I thought this was
a particularly excellent bit from Mr. Steyn's remarks:
Some years ago, I found myself standing next to her at dusk in the window of a country house in the English East Midlands, not far from where she grew up. We stared through the lead diamond mullions at a perfect scene of ancient rural tranquility — lawns, the “ha-ha” (an English horticultural innovation), and the fields and hedgerows beyond, looking much as it would have done half a millennium earlier. Mrs. T asked me about my corner of New Hampshire (90 percent wooded and semi-wilderness) and then said that what she loved about the English countryside was that man had improved on nature: “England’s green and pleasant land” looked better because the English had been there. For anyone with a sense of history’s sweep, the strike-ridden socialist basket case of the British Seventies was not an economic downturn but a stain on national honor.
Americans have a different attitude about this, but possibly because we have failed to improve on nature in so many cases. Georgia was entirely stripped of its forests during the post-Civil War era by the colonial cotton monoculture that was imposed upon it by the banks and politicians who became so important in that era.
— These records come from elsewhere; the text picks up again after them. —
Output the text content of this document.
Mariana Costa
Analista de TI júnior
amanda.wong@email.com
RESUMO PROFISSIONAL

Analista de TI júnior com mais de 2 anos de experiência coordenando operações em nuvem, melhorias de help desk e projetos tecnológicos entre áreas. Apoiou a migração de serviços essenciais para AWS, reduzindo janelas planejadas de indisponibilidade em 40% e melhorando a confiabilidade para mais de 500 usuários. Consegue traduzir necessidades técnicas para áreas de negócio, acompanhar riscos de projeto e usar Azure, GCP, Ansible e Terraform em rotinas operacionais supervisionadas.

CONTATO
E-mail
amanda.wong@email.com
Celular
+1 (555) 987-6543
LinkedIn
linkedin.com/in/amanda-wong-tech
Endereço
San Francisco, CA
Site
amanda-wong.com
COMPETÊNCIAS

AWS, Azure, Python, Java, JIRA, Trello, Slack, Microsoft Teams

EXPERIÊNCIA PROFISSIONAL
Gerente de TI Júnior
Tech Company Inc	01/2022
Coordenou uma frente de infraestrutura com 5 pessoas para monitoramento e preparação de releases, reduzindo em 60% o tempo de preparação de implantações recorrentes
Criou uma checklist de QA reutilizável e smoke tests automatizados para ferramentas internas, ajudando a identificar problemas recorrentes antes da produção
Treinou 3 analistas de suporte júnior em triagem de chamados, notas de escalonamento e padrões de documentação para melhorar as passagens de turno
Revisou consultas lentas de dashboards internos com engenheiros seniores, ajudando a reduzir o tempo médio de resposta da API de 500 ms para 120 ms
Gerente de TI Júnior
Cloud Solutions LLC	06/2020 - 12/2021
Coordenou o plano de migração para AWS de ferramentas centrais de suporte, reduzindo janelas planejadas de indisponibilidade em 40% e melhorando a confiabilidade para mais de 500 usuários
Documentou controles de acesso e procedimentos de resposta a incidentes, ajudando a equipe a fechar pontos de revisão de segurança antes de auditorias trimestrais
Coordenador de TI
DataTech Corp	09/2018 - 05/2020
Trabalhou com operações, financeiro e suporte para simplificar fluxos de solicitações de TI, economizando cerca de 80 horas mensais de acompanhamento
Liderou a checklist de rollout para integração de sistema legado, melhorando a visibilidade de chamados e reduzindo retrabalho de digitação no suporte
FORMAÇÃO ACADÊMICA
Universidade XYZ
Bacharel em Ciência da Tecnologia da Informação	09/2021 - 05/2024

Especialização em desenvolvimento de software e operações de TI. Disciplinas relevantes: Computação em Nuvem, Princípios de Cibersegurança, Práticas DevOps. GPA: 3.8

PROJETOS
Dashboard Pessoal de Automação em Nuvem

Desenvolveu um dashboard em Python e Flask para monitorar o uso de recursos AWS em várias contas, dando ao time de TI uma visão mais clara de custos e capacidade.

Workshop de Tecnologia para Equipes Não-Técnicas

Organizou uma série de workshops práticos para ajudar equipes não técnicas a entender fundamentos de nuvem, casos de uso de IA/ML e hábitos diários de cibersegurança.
To have gotten back the 'wooded and semi-wilderness' is an achievement, one that has restored a beauty long lost. From John Muir and Theodore Roosevelt to our love of National Forests and Wilderness areas, in many cases we tend to think of nature as being incapable of improvement by human hands.
On the other hand, then Dr. Hanson has written movingly about how California had once been like Ms. Thatcher's England, and how it is dying from a refusal to maintain the dams and innovations that allowed the state to flourish from Mexico to its northern border. In the Dustbowl regions, man destroyed and man restored, but not by allowing nature to resume: rather, by learning to plant trees in such a way as to allow for farming without the loss of the topsoil. In California today as in the Dustbowl of old, the failure to maintain the gardens leads to a loss of beauty and strength.
The English have a wilderness tradition too, of course. Dr. Corrine J. Saunders wrote an excellent book on
the forest in Medieval romance, which she convincingly links to the Biblical desert tradition: the Wild as a place of hermitage, of testing and spiritual renewal. That is also a good thing, and a necessary thing. But perhaps they understood gardens better than we do.